К счастью, несмотря на ужасное состояние, в каком я вчера находилась, дорогу, по которой Алена ехала, я запомнила очень хорошо. Сама этому удивилась: видимо, накануне все мои чувства обострились от перенесенного стресса.

Надела джинсы, удобные кроссовки и отправилась из дому, перед выходом еще раз набрав наудачу Аленин телефон. Алены по-прежнему дома не было.

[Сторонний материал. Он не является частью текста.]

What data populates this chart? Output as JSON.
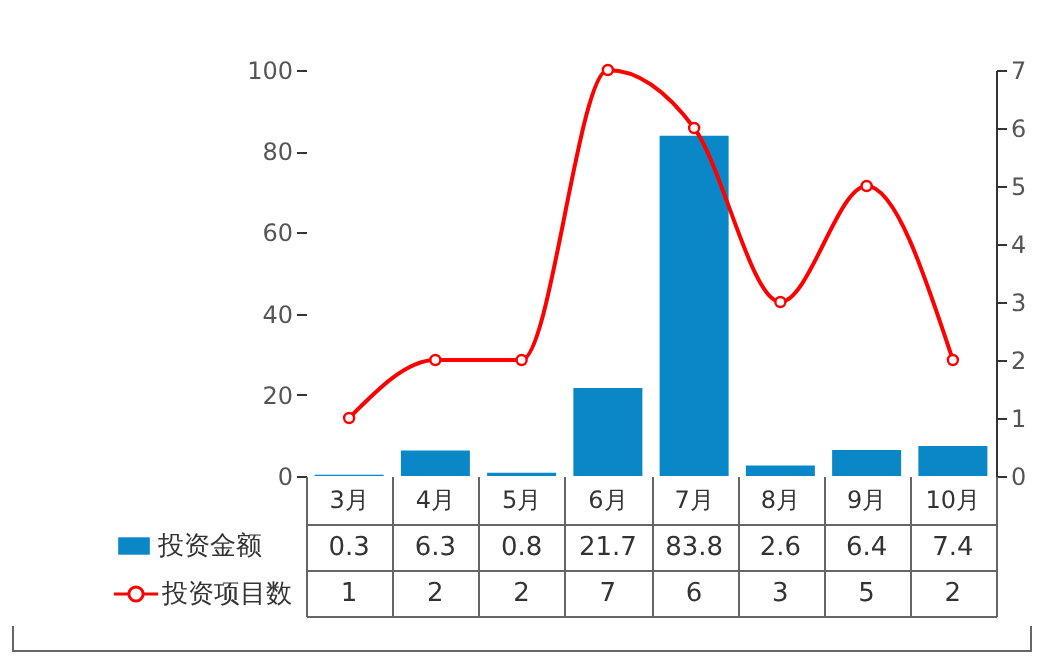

На пригородном автобусе я доехала до того места на Приморском шоссе, где Алена ночью свернула на проселок. Грунтовая дорога плавной неторопливой дугой уходила в березовую рощу. Место было на редкость красивое и спокойное, и эта красота совершенно не вязалась с тем, что творилось в моей душе.

Я шагала и шагала по дороге, но все еще не узнавала место своего ночного приключения. Одно дело ехать на машине, а когда идешь пешком, расстояние тогда кажется совсем другим. Мне уже начало казаться, что я пропустила нужный поворот и забрела в лес гораздо дальше, чем мы заехали ночью, как вдруг среди молодой поросли мелькнула знакомая береза с расколотой надвое вершиной.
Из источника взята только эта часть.